Notre gouvernement a fourni et continue de fournir un appui important pour aider les enfants et les jeunes dans cette situation. Et, nous continuons nos efforts pour améliorer la santé des femmes, afin de diminuer la mortalité maternelle et infantile. Mais nous devons faire plus. Garder les enfants en vie n'est qu'une partie de l'équation. Nous voulons que ces enfants et ces jeunes puissent grandir et prospérer. Pour cela, nous voulons leur offrir une éducation et une formation de base de qualité, afin qu'ils puissent mener des vies productives et bien remplies, et qu'ils puissent participer pleinement à la vie de leur collectivité. Cela s'avère particulièrement important à l'heure actuelle, alors qu'on prévoit une forte croissance démographique dans ce groupe de la population. À l'heure actuelle, dans 67 pays, jusqu'à 60 p. 100 de la population a moins de 30 ans. D'ici 2020, quelques-uns des pays les plus pauvres du monde et, souvent, les plus politiquement instables, compteront les plus fortes populations de jeunes — entre autres, l'Afghanistan, le Pakistan et la Colombie, de même que certains pays d'Afrique. C'est pourquoi il est impératif d'améliorer de façon tangible la vie des enfants d'aujourd'hui, si nous voulons un avenir où règnent la stabilité et la sécurité.

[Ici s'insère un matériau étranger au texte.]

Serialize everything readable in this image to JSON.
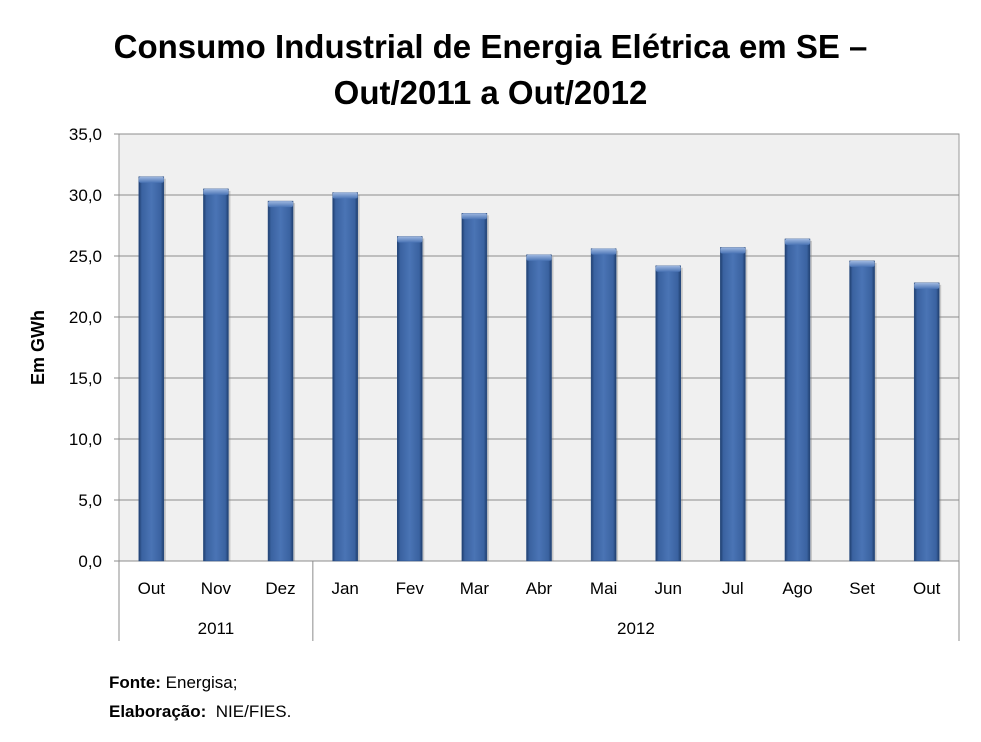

Ces trois thèmes que je viens d'exposer — la sécurité alimentaire, la croissance économique et les enfants et les jeunes — seront au coeur des activités de l'ACDI dans les mois qui viennent. Mais, nous le voyons bien en Afghanistan: il ne peut pas y avoir de développement sans sécurité et stabilité.
Un milliard de personnes, parmi les plus pauvres de la planète, habitent actuellement dans des États où les activités criminelles, la violence, l'insécurité et la sédition font partie de leur réalité quotidienne. Assurer la sécurité et la stabilité est de la plus haute importance, et les mesures prises par le Canada mettront à profit son esprit d'engagement et les leçons apprises dans des pays tels que l'Afghanistan, Haïti et le Soudan. Nous visons à tout mettre en oeuvre pour que les besoins fondamentaux des gens soient comblés, tout en aidant les pays qui le souhaitent à acquérir leur autonomie gouvernementale. Au lieu de la dépendance à l'aide, nous visons la responsabilité et la prise en charge locale des projets et des programmes. Pour y parvenir, le principe de la bonne gouvernance doit être intégré à toutes nos activités dans les pays en développement — tout comme de bonnes pratiques de gestion et de viabilité environnementales.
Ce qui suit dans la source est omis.